Par Françoise Nduwimana, Historienne, consultante en Droits Humains et en Développement International et membre de la Coalition pour les droits des femmes en situation de conflits
Ces femmes sont liées par un triple et triste destin, à savoir le génocide, le viol et l'infection au sida. Elles n'ont que la mort comme horizon.
Les victimes du génocide rwandais ne sont pas toutes mortes durant les cent jours qui ont fait basculer l'histoire du Rwanda. Alors qu'on commémore le 10e anniversaire d'une tragédie qui aura marqué la mémoire collective, le génocide des Tutsis et le massacre des opposants hutus, ce génocide continue d'emporter des vies humaines, notamment celles des femmes qui ont été violées et infectées par le sida. Elles ont été frappées d'une autre forme de mort atroce, innommable et insidieuse. Une mort à petit feu. Une extermination invisible.

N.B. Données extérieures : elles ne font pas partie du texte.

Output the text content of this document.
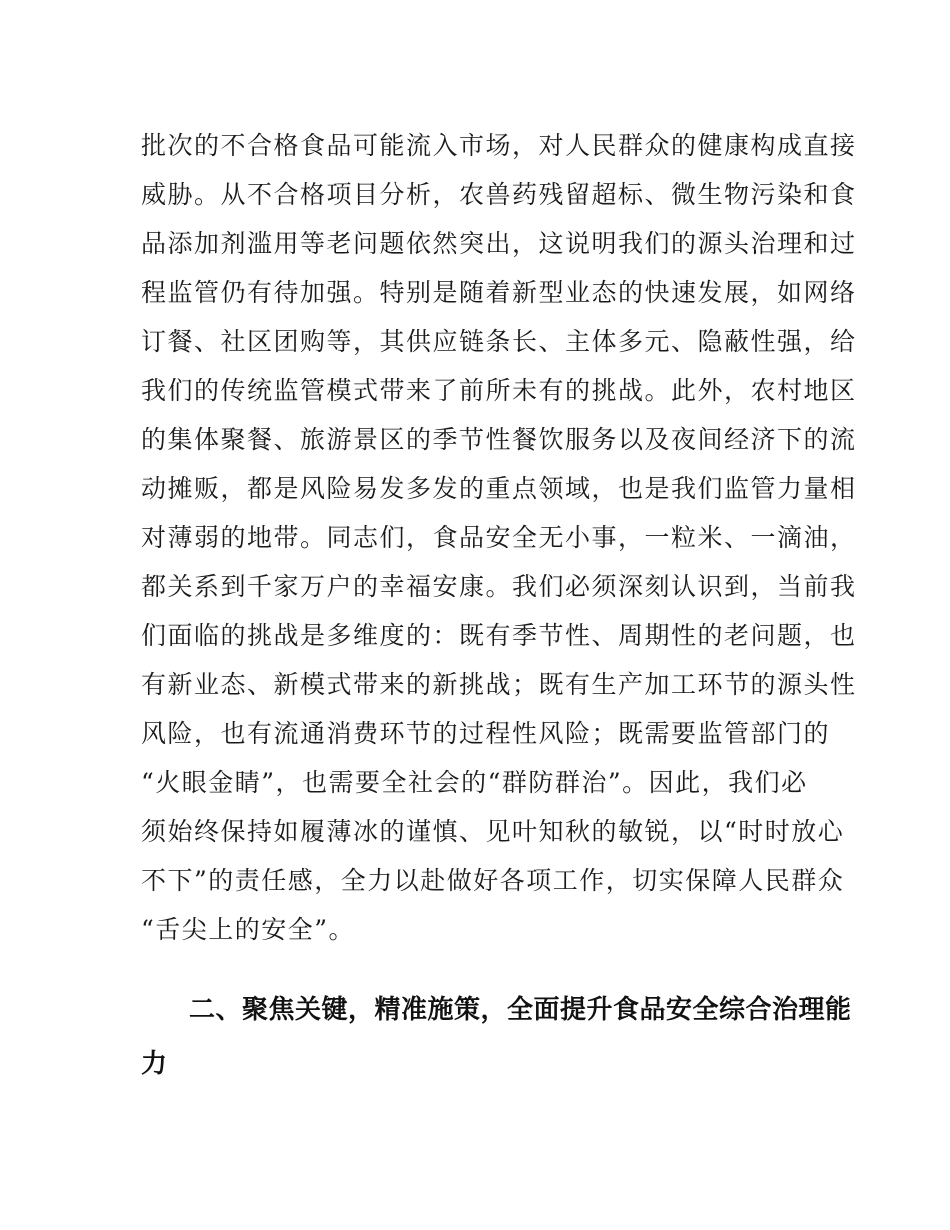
批次的不合格食品可能流入市场，对人民群众的健康构成直接
威胁。从不合格项目分析，农兽药残留超标、微生物污染和食
品添加剂滥用等老问题依然突出，这说明我们的源头治理和过
程监管仍有待加强。特别是随着新型业态的快速发展，如网络
订餐、社区团购等，其供应链条长、主体多元、隐蔽性强，给
我们的传统监管模式带来了前所未有的挑战。此外，农村地区
的集体聚餐、旅游景区的季节性餐饮服务以及夜间经济下的流
动摊贩，都是风险易发多发的重点领域，也是我们监管力量相
对薄弱的地带。同志们，食品安全无小事，一粒米、一滴油，
都关系到千家万户的幸福安康。我们必须深刻认识到，当前我
们面临的挑战是多维度的：既有季节性、周期性的老问题，也
有新业态、新模式带来的新挑战；既有生产加工环节的源头性
风险，也有流通消费环节的过程性风险；既需要监管部门的
“火眼金睛”，也需要全社会的“群防群治”。因此，我们必
须始终保持如履薄冰的谨慎、见叶知秋的敏锐，以“时时放心
不下”的责任感，全力以赴做好各项工作，切实保障人民群众
“舌尖上的安全”。
二、聚焦关键，精准施策，全面提升食品安全综合治理能
力
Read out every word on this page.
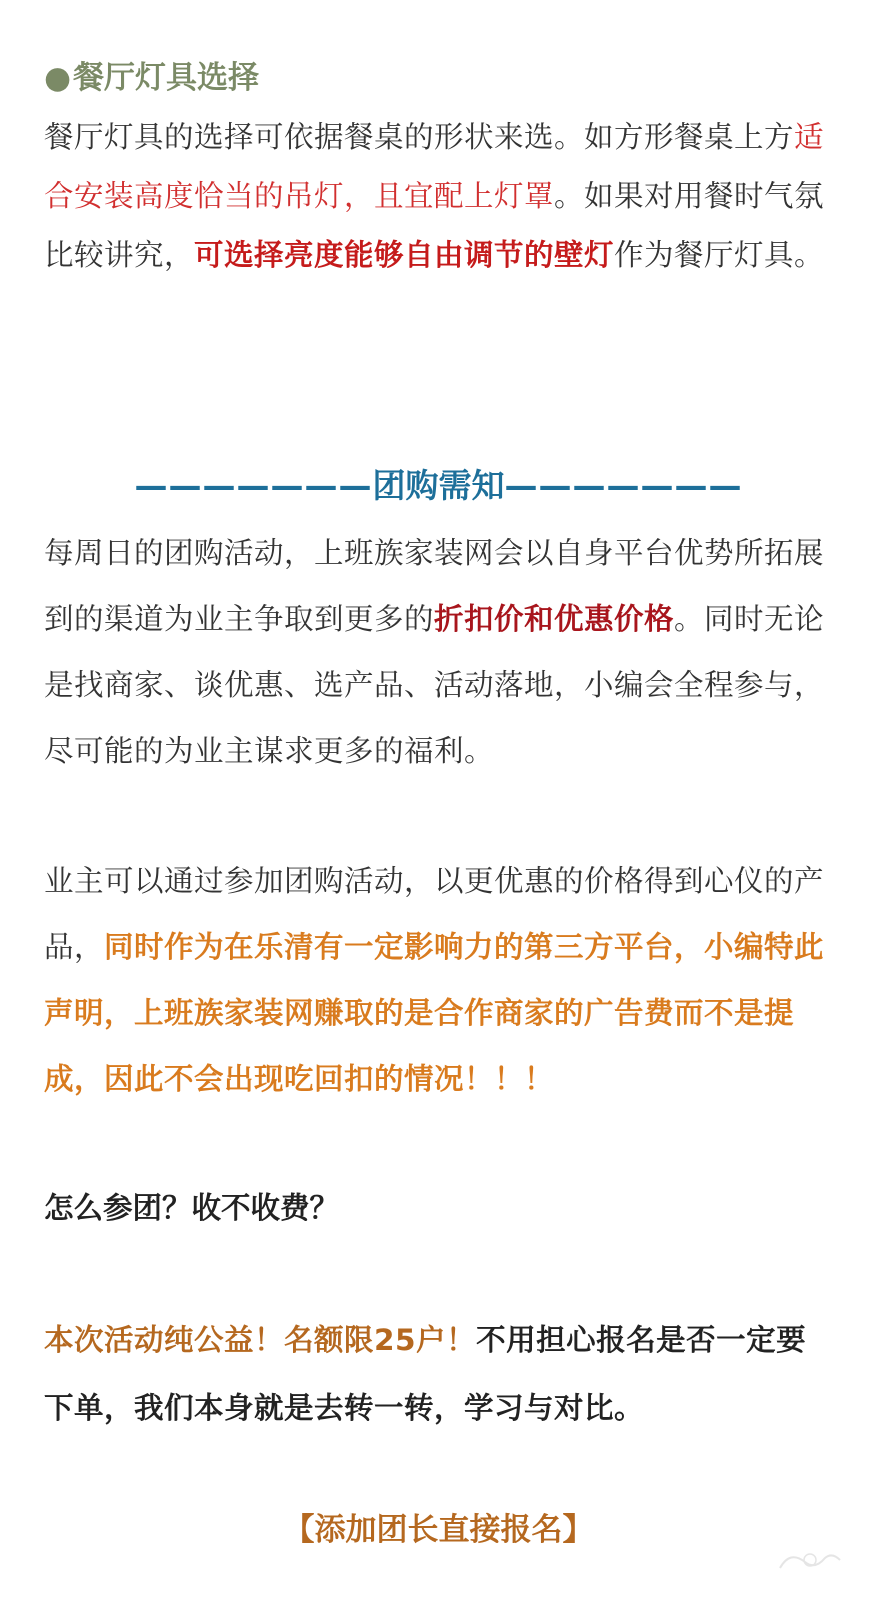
●餐厅灯具选择
餐厅灯具的选择可依据餐桌的形状来选。如方形餐桌上方适合安装高度恰当的吊灯，且宜配上灯罩。如果对用餐时气氛比较讲究，可选择亮度能够自由调节的壁灯作为餐厅灯具。
———————团购需知———————
每周日的团购活动，上班族家装网会以自身平台优势所拓展到的渠道为业主争取到更多的折扣价和优惠价格。同时无论是找商家、谈优惠、选产品、活动落地，小编会全程参与，尽可能的为业主谋求更多的福利。
业主可以通过参加团购活动，以更优惠的价格得到心仪的产品，同时作为在乐清有一定影响力的第三方平台，小编特此声明，上班族家装网赚取的是合作商家的广告费而不是提成，因此不会出现吃回扣的情况！！！
怎么参团？收不收费？
本次活动纯公益！名额限25户！不用担心报名是否一定要下单，我们本身就是去转一转，学习与对比。
【添加团长直接报名】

Ces femmes sont liées par un triple et triste destin, à savoir le génocide, le viol et l'infection au sida. Elles n'ont que la mort comme horizon. Il devient alors difficile de parler de rescapées ou de survivantes, alors que la mort n'a jamais cessé de s'acharner sur elles. Le moment est donc bien choisi pour proposer, à partir de données et de témoignages recueillis au Rwanda en février 2004, une réflexion sur le droit à la survie de ces femmes.
Génocide, viol et sida
Le 29 janvier 1996, un rapport des Nations Unies révéla l'ampleur du phénomène des violences sexuelles commises durant le génocide. Ce rapport affirma que le viol, utilisé comme arme de guerre, était systématique, constituait la règle et son absence, l'exception. Le rapport signala également que « les miliciens ont utilisé le virus comme une arme vouée à transmettre ultérieurement la mort ».
Des travaux ultérieurs, centrés exclusivement sur la violence contre les femmes, apporteront un meilleur éclairage sur la nature, l'étendue, les conséquences et les auteurs des viols et autres atrocités physiques dont les femmes ont été victimes.
Un rapport de HRW/FIDH, s'il admet la difficulté de prouver avec certitude que la transmission du sida a été faite pendant les viols, dit : « Néanmoins, il est certain que des femmes ont été infectées au moment où elles ont été violées ».
De même, se basant sur les témoignages des victimes comme le cas de Jeanne à qui son violeur n'a pas caché son ultime intention en lui déclarant : « J'ai le sida et je veux te le transmettre », madame Radhika Coomaraswamy, affirme: « Nombreuses sont les femmes qui, comme Jeanne, ont survécu au génocide mais, ont attrapé le sida. »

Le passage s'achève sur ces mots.